To catch up with where we are in this short story, read Part 1.
This story is not about dementia, but dementia is an ever-present character in the story “Pink”.
The artwork is inspired by the short story (Story copyright 2000 by Lynn Bridge).
Copyright by Lynn Bridge
Raku frame by Roberta Mitchell
6 7/8″ diameter x 1 1/4″
Mabel had passed away only four, no, maybe five…eight years ago, and they had bought this house when Bill was 10 years old and the twins were only 7. They had come down on the train from Cleveland; just the two of them; made the 1500 mile trip to spend the weekend looking for a place to live.
Harry hated to miss the days of work; felt guilt over being away from his old job in order to tend to the details related to the new job he was about to start, but he had been consoled by the fact that he’d found them a new house so quickly. Just one day of looking; one morning, really, and he’d spotted just what they’d needed: a tidy three-bedroom home on a street overflowing with children; plenty of room for the family, if the two boys shared a bedroom.
It certainly was larger than what they had been living in back in Cleveland, which was a converted poolside bathhouse on the former family estate in the suburbs. He remembered that on the house-hunting trip, Mabel had gently chided him for not allowing the real estate agent to take them to see the homes in a brand-new subdivision a few miles away, saying “Harry, maybe we can find a house that has another bedroom or one with a den.”
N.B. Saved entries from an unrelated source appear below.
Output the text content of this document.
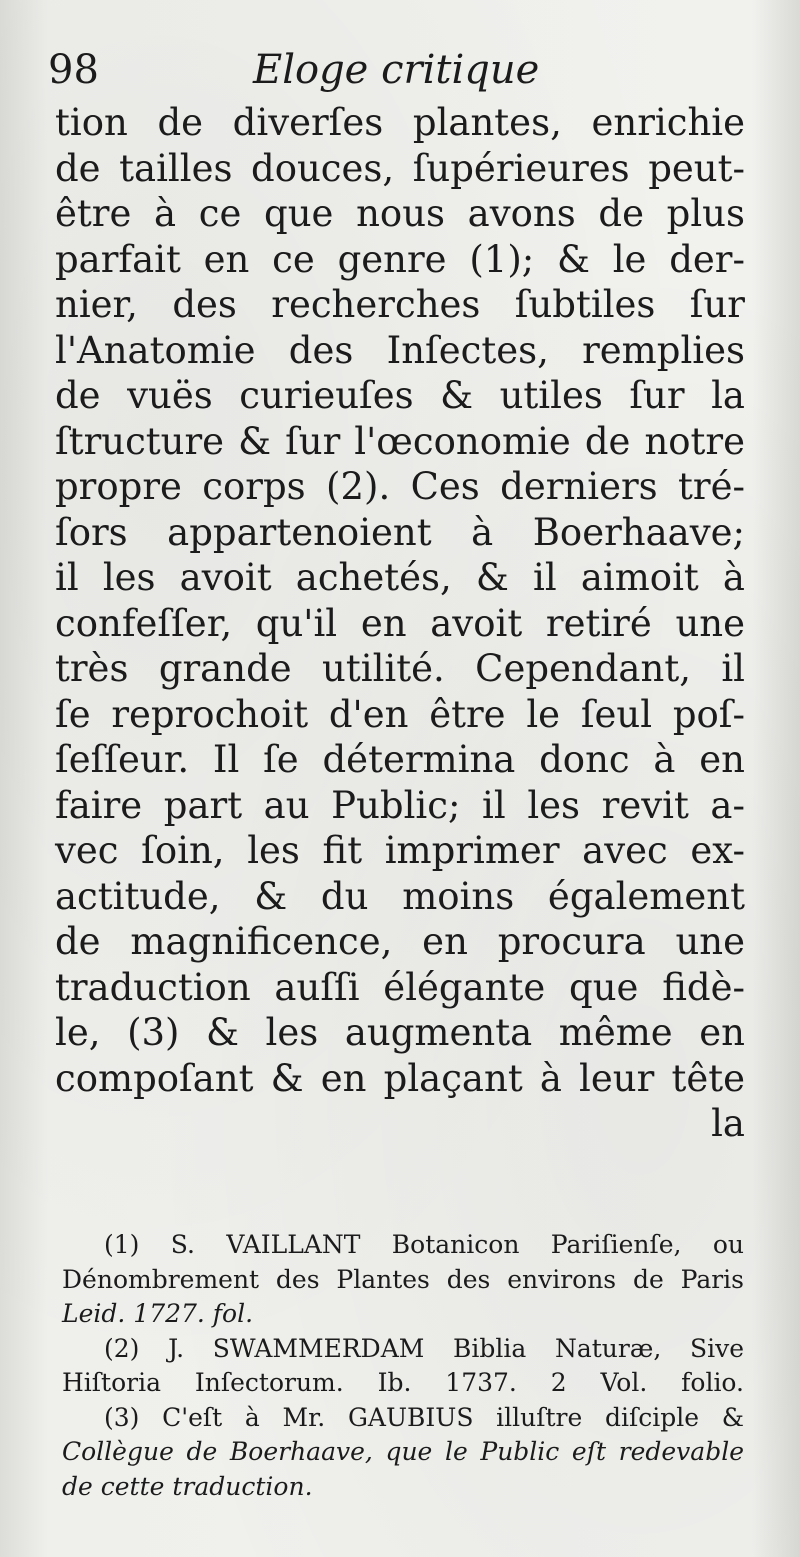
98	Eloge critique
tion de diverſes plantes, enrichie
de tailles douces, ſupérieures peut-
être à ce que nous avons de plus
parfait en ce genre (1); & le der-
nier, des recherches ſubtiles ſur
l'Anatomie des Inſectes, remplies
de vuës curieuſes & utiles ſur la
ſtructure & ſur l'œconomie de notre
propre corps (2). Ces derniers tré-
ſors appartenoient à Boerhaave;
il les avoit achetés, & il aimoit à
confeſſer, qu'il en avoit retiré une
très grande utilité. Cependant, il
ſe reprochoit d'en être le ſeul poſ-
ſeſſeur. Il ſe détermina donc à en
faire part au Public; il les revit a-
vec ſoin, les fit imprimer avec ex-
actitude, & du moins également
de magnificence, en procura une
traduction auſſi élégante que fidè-
le, (3) & les augmenta même en
compoſant & en plaçant à leur tête
la
(1) S. VAILLANT Botanicon Pariſienſe, ou
Dénombrement des Plantes des environs de Paris
Leid. 1727. fol.
(2) J. SWAMMERDAM Biblia Naturæ, Sive
Hiſtoria Inſectorum. Ib. 1737. 2 Vol. folio.
(3) C'eſt à Mr. GAUBIUS illuſtre diſciple &
Collègue de Boerhaave, que le Public eſt redevable
de cette traduction.
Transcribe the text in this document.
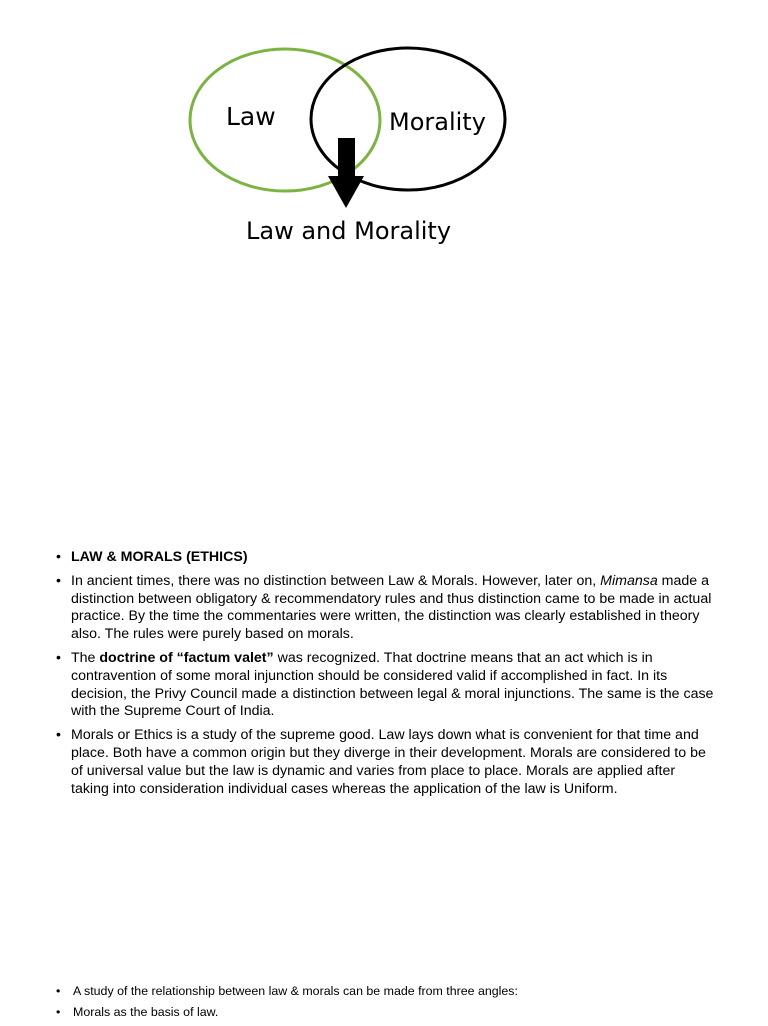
Law	Morality
Law and Morality
• LAW & MORALS (ETHICS)
• In ancient times, there was no distinction between Law & Morals. However, later on, Mimansa made a distinction between obligatory & recommendatory rules and thus distinction came to be made in actual practice. By the time the commentaries were written, the distinction was clearly established in theory also. The rules were purely based on morals.
• The doctrine of “factum valet” was recognized. That doctrine means that an act which is in contravention of some moral injunction should be considered valid if accomplished in fact. In its decision, the Privy Council made a distinction between legal & moral injunctions. The same is the case with the Supreme Court of India.
• Morals or Ethics is a study of the supreme good. Law lays down what is convenient for that time and place. Both have a common origin but they diverge in their development. Morals are considered to be of universal value but the law is dynamic and varies from place to place. Morals are applied after taking into consideration individual cases whereas the application of the law is Uniform.
• A study of the relationship between law & morals can be made from three angles:
• Morals as the basis of law.
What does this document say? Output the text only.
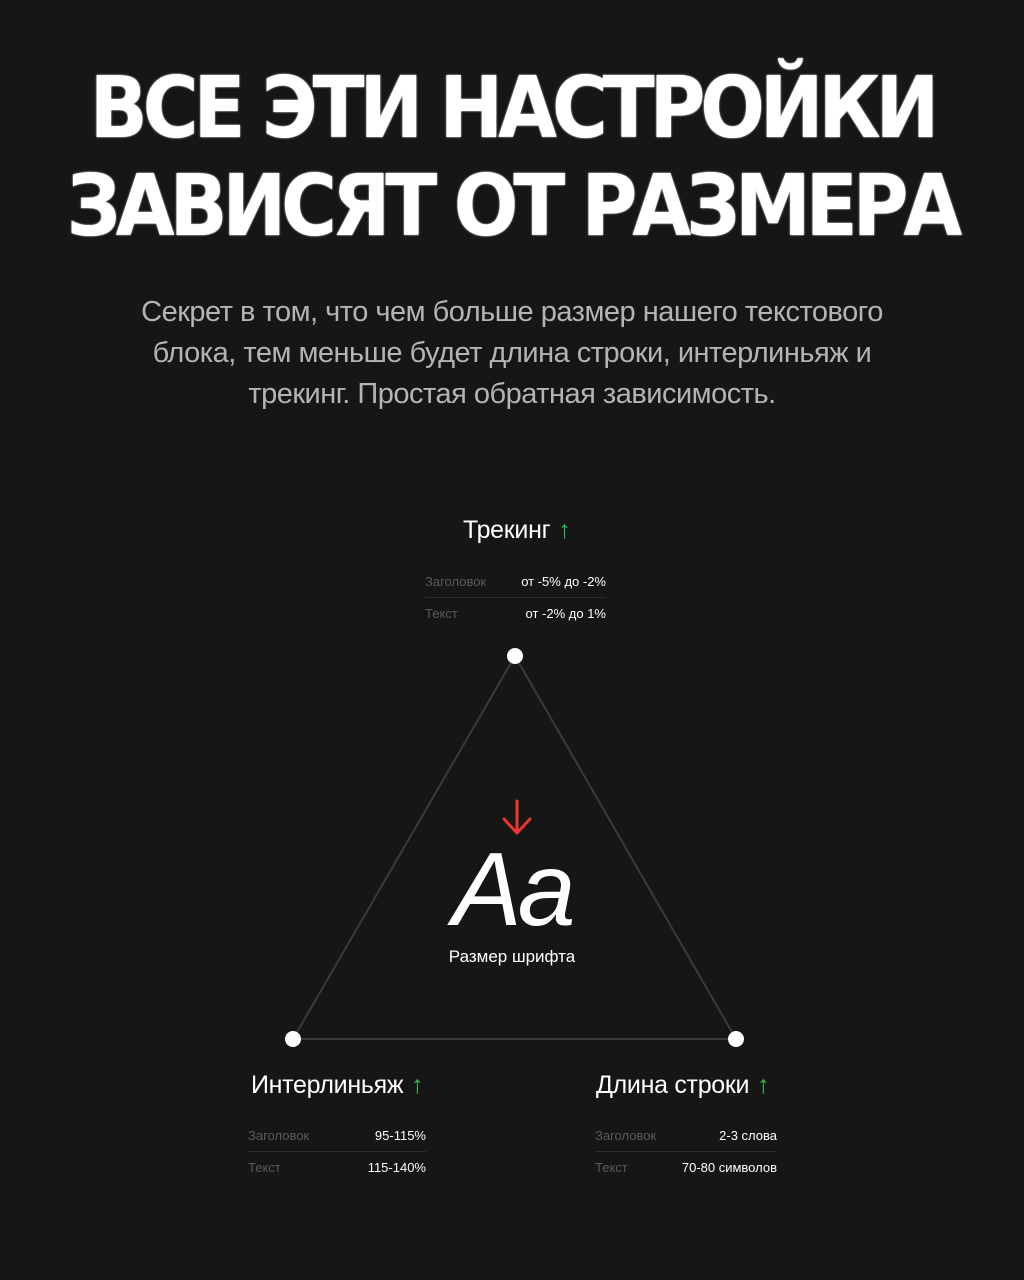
ВСЕ ЭТИ НАСТРОЙКИ
ЗАВИСЯТ ОТ РАЗМЕРА
Секрет в том, что чем больше размер нашего текстового блока, тем меньше будет длина строки, интерлиньяж и трекинг. Простая обратная зависимость.
Трекинг ↑
Заголовок	от -5% до -2%
Текст	от -2% до 1%
Aa
Размер шрифта
Интерлиньяж ↑
Заголовок	95-115%
Текст	115-140%
Длина строки ↑
Заголовок	2-3 слова
Текст	70-80 символов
Mabel had been like that; she was forever seeking things beyond the realm of the practical, the necessary. He had quickly dismissed her suggestion, knowing that she would not directly express her dissatisfaction over the matter again, and then they had driven back to the agent’s office to sign some papers and be on the 7 p.m. train back to Cleveland.
They hadn’t even had to spend a night in a motel. He had thought about how convenient and thrifty it was to pay for two nights’ lodging simply by purchasing a couple of train tickets.
The paint cans on the table came back into Harry’s consciousness and he focused on a can that said “Inspirations Soft Matte”. He picked it up, trembling a little as he did so. The gallon can was heavier than he remembered it should be and he struggled as he lifted it across the table.
He wasn’t sure what “Soft Matte” meant, but he liked the idea of “Inspirations”, as if he were about to do something creative and important. He noticed a smear of paint across the top of the can and felt the reassurance of familiarity when he realized that the color of the smear nearly matched the color of the bathroom walls at home.
Mabel, in an effort to match the pink-trimmed maroon tiles of the bathroom, had chosen pink for the walls. Once, he had been vaguely aware of the clash between the shades of the trim, the walls, the pink curtains, and the pink towels, but he’d been proud that Mabel had made all her purchases on sale, allowing them to squirrel away the savings in their account at the bank.
Harry carried his can over to the register, where the same salesman smiled at him and said, “Find everything you need, sir?”
Harry said, “No, no, no, yeah, yeah, I found what I needed.” The salesman reminded him about the stain-killing primer, but Harry just stared and didn’t respond.
As he pulled his wallet from his pants pocket, he noticed that his hand was shaking slightly, and he had to concentrate to make it stop. He needed to hide this infirmity from the young salesman.
Harry fumbled with the bills for a while, then slowly counted the change that the salesman had returned to him. As Harry left the register, heading for the exit doors, the salesman ran after him with the wallet that Harry had absently left on the scanner glass.